‘Autumn’: A cautionary political drama at Crossroads Theatre

Jerome Preston Bates, left, and Count Stovall co-star in "Autumn," at the Crossroads Theatre in New Brunswick through May 3.

PHOTOS BY WILLIAM M. BROWN

Jerome Preston Bates, left, and Count Stovall co-star in “Autumn” at the Crossroads Theatre in New Brunswick through May 3.

“Find a way to make a way,” says Mayor Franklyn Longley, played by Jerome Preston Bates, in the powerful political drama “Autumn,” which is at the Crossroads Theatre in New Brunswick through May 3, in a world premiere.

That’s pretty much his political philosophy. He holds office in a “large northeastern American city,” according to the program, and though the word “Newark” is never uttered in the play, all signs point to that being the city in question. Whatever city it is, though, it’s economically troubled, and Longley has taken some steps to make it better (and make himself rich in the process). And if he’s made some morally — and possibly legally — questionable moves along the way … well, he justifies them to himself as what he needed to do to get stuff done.

Longley, who will inevitably remind many viewers of former Newark mayor Sharpe James, is a bona fide tragic figure. Not an evil man, just one whose hubris drives him to do bad things (which don’t look that terrible in the comfort of his office, where he can lie to himself, but have dire consequences for the people of the city he runs). He’s had a long political life, and the appropriately titled “Autumn” finds him near the end of it. Though, as the play begins, he thinks it’s just beginning.

Jerome Preston Bates and Stephanie Berry in "Autumn."

Jerome Preston Bates and Stephanie Berry in “Autumn.”

The first scene finds him with the state’s governor (Terria Joseph), arguing that he should be her handpicked choice to succeed her in Trenton (or whatever the capital of this large northeastern American city happens to be). She seems to agree. And then Longley picks his godson Ronald Drayton (Michael Chenevert) — the son of his chief of staff, Zack Drayton (Count Stovall) — to be his own successor. Ronald, a state assemblyman, is basically the Cory Booker figure in the play: young, well-educated and idealistic. He hasn’t had to scratch and claw the way Longley has, to get ahead, and you can’t imagine him dirtying his hands the way Longley has, under any circumstances.

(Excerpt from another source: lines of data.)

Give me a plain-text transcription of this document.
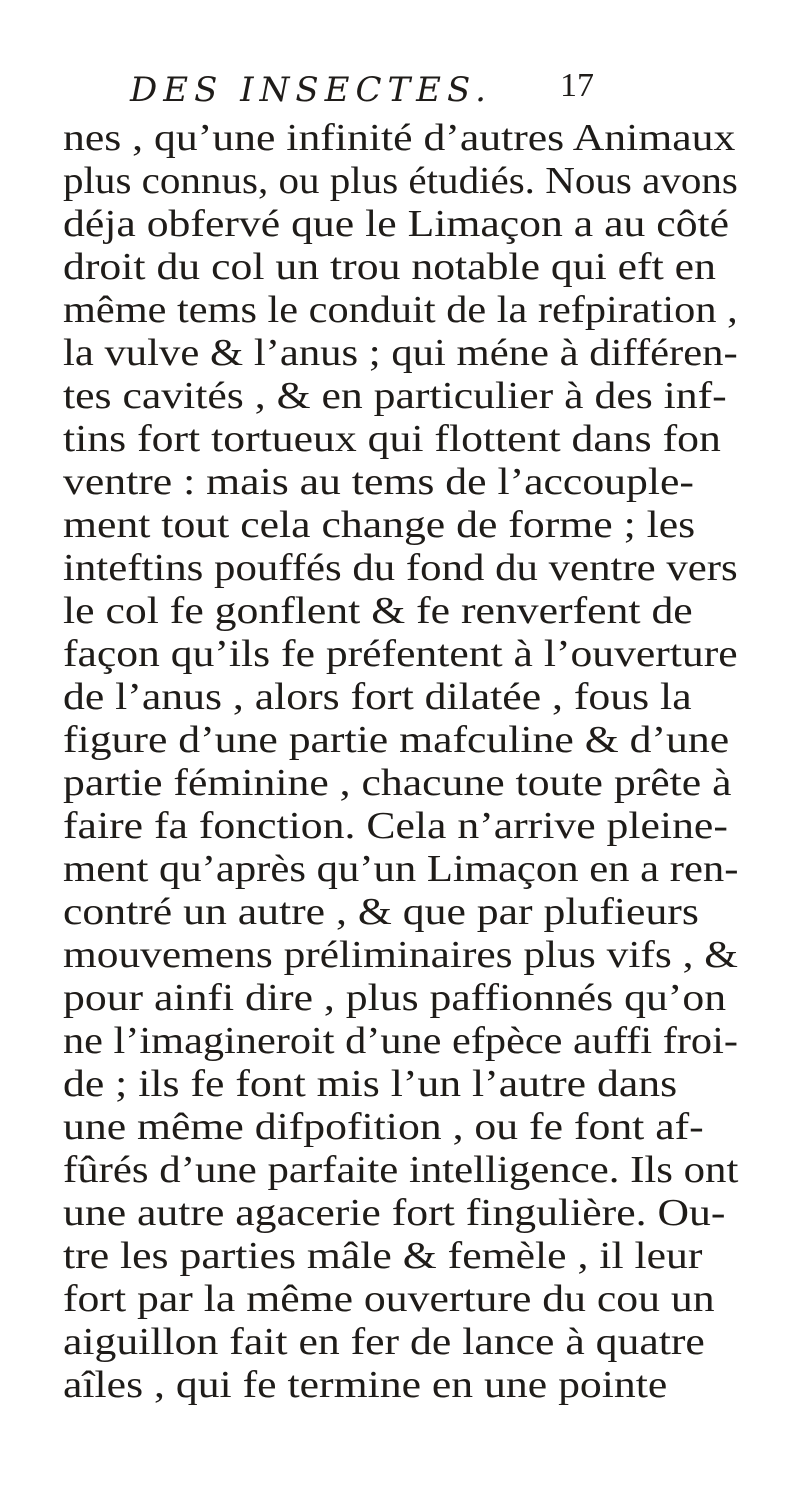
DES INSECTES. 17
nes , qu’une infinité d’autres Animaux
plus connus, ou plus étudiés. Nous avons
déja obfervé que le Limaçon a au côté
droit du col un trou notable qui eft en
même tems le conduit de la refpiration ,
la vulve & l’anus ; qui méne à différen-
tes cavités , & en particulier à des inf-
tins fort tortueux qui flottent dans fon
ventre : mais au tems de l’accouple-
ment tout cela change de forme ; les
inteftins pouffés du fond du ventre vers
le col fe gonflent & fe renverfent de
façon qu’ils fe préfentent à l’ouverture
de l’anus , alors fort dilatée , fous la
figure d’une partie mafculine & d’une
partie féminine , chacune toute prête à
faire fa fonction. Cela n’arrive pleine-
ment qu’après qu’un Limaçon en a ren-
contré un autre , & que par plufieurs
mouvemens préliminaires plus vifs , &
pour ainfi dire , plus paffionnés qu’on
ne l’imagineroit d’une efpèce auffi froi-
de ; ils fe font mis l’un l’autre dans
une même difpofition , ou fe font af-
fûrés d’une parfaite intelligence. Ils ont
une autre agacerie fort fingulière. Ou-
tre les parties mâle & femèle , il leur
fort par la même ouverture du cou un
aiguillon fait en fer de lance à quatre
aîles , qui fe termine en une pointe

Other characters in the play include Longley’s wife, Melissa (Kim Weston-Moran), who is not thrilled with the man her husband has become; and Tricia Johnson (Stephanie Berry), a City Hall protester whose own story, which runs parallel to the main plot, shows how Longley’s decisions affect his constituents.

Needless to say, things don’t unfold exactly the way Longley wants or expect them to. But he’s only got himself to blame.

Playwright Richard Wesley, who lives in Montclair, does a masterful job of creating not just one, or two, but three characters (Franklyn Longley, Zack Drayton and Tricia Johnson) who are complex, conflicted and intriguing enough to be a central character (though it’s Longley’s play, all the way). The scenic design, by Chris Cumberbatch, is simple but serviceable — just a generic office, really, that functions as the workplace for both the mayor and the governor. Costumes, by Ali Turns, were fine, though I thought Ronald’s switch from casual attire to a sharp business suit as he begins to get in touch with his own inner political ambition was a bit heavy-handed.

The actors all evoked the personalities of their characters effectively, though in the production I saw (Wednesday morning), several of them seemed to have trouble with their lines, stumbling over words here or there, or pausing as if they weren’t sure what came next. But this was a small problem in a production that had a lot going for it. And should be required viewing for anyone contemplating a life in politics.